REPUBLIKA.CO.ID, JAKARTA -- Peraturan Pemerintah (PP) No. 61 Tahun 2014 tentang Kesehatan Reproduksi masih ramai mendapat penolakan sejumlah kelompok masyarakat.
Salah satu kelompok yang hingga kini berkukuh menentang peraturan tersebut adalah para dokter yang bernaung di bawah Ikatan Dokter Indonesia (IDI).
Dalam argumennya, IDI merasa perlu menolak PP 61/2014 karena memuat klausul soal aborsi. Menurut IDI, para dokter telah terikat oleh sumpah dokter dan kode etik kedokteran untuk menghargai kehidupan sedari proses pembuahan.
Selain itu, menurut IDI, aborsi juga bertentangan dengan Kitab Undang-Undang Hukum Pidana (KUHP), yang bisa membuat dokter yang melakukan aborsi dipenjarakan.
Meski begitu, Menteri Kesehatan Nafsiah Mboi tidak yakin IDI menolak peraturan tersebut. "Soal IDI itu, mungkin orang yang ditanya belum baca," ujar dia.
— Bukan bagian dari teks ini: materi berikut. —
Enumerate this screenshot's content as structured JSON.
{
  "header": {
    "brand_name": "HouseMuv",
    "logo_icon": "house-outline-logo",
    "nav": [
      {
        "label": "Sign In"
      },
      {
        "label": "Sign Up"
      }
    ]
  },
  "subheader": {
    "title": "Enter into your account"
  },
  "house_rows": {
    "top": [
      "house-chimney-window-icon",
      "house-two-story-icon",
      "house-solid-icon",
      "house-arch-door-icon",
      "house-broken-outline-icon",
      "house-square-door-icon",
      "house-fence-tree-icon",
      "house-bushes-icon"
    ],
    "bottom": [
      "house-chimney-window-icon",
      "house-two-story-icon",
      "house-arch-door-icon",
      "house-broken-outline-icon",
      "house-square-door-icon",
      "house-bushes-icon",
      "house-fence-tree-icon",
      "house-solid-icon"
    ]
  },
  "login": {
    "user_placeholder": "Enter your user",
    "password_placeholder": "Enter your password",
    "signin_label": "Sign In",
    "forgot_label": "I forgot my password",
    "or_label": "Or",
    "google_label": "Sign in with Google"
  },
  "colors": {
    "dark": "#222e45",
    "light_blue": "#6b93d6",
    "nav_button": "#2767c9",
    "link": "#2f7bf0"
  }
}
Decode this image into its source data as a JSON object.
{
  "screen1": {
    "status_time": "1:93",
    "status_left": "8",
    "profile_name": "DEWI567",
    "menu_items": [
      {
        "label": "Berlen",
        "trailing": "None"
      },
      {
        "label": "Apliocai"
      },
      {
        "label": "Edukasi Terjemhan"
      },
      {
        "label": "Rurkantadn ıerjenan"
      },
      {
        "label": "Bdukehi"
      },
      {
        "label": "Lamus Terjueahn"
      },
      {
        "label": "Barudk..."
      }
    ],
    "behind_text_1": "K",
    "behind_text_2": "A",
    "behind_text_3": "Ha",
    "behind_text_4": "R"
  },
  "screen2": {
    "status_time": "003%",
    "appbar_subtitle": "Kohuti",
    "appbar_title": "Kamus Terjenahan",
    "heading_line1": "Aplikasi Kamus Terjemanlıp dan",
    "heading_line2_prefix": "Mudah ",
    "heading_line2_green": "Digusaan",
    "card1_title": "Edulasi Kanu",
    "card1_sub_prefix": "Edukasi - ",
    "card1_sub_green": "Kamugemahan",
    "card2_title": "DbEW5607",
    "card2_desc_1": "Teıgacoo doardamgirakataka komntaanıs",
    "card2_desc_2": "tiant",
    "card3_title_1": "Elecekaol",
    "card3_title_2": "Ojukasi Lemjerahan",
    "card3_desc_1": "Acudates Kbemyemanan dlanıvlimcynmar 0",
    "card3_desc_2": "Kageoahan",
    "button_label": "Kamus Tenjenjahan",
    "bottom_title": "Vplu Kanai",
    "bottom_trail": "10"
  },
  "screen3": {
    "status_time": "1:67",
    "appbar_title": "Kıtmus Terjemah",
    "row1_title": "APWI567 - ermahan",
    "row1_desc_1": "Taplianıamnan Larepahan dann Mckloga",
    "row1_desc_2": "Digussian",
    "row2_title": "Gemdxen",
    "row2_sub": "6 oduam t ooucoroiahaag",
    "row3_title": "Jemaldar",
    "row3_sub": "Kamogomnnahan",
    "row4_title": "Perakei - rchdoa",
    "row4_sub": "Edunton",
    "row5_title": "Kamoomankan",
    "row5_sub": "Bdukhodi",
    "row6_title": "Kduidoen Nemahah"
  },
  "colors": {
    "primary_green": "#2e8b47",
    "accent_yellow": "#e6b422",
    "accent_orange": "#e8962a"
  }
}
Lalu soal kode etik kedokteran yang melarang aborsi, menurut Nafsiah, para dokter harus tunduk pada ketentuan undang-undang yang berlaku."Seorang dokter harus ikut undang-undang karena dia warga negara," kata dia.
Nafsiah juga menjelaskan, PP 61/2014 tidak bertentangan dengan KUHP berdasarkan asas les specialis derogat legi generalis. "Dengan adanya PP ini, dokter jadi tidak usah khawatir. Kalau dalam keadaan kedaruratan medis dan korban perkosaan, itu bias dilakukan," papar Nafsiah.
PP 61/2014 mengundang kontroversi karena memuat klausul pembolehan pengguguran kandungan dalam dua kondisi, yaitu kedaruratan medis dan korban tindak perkosaan.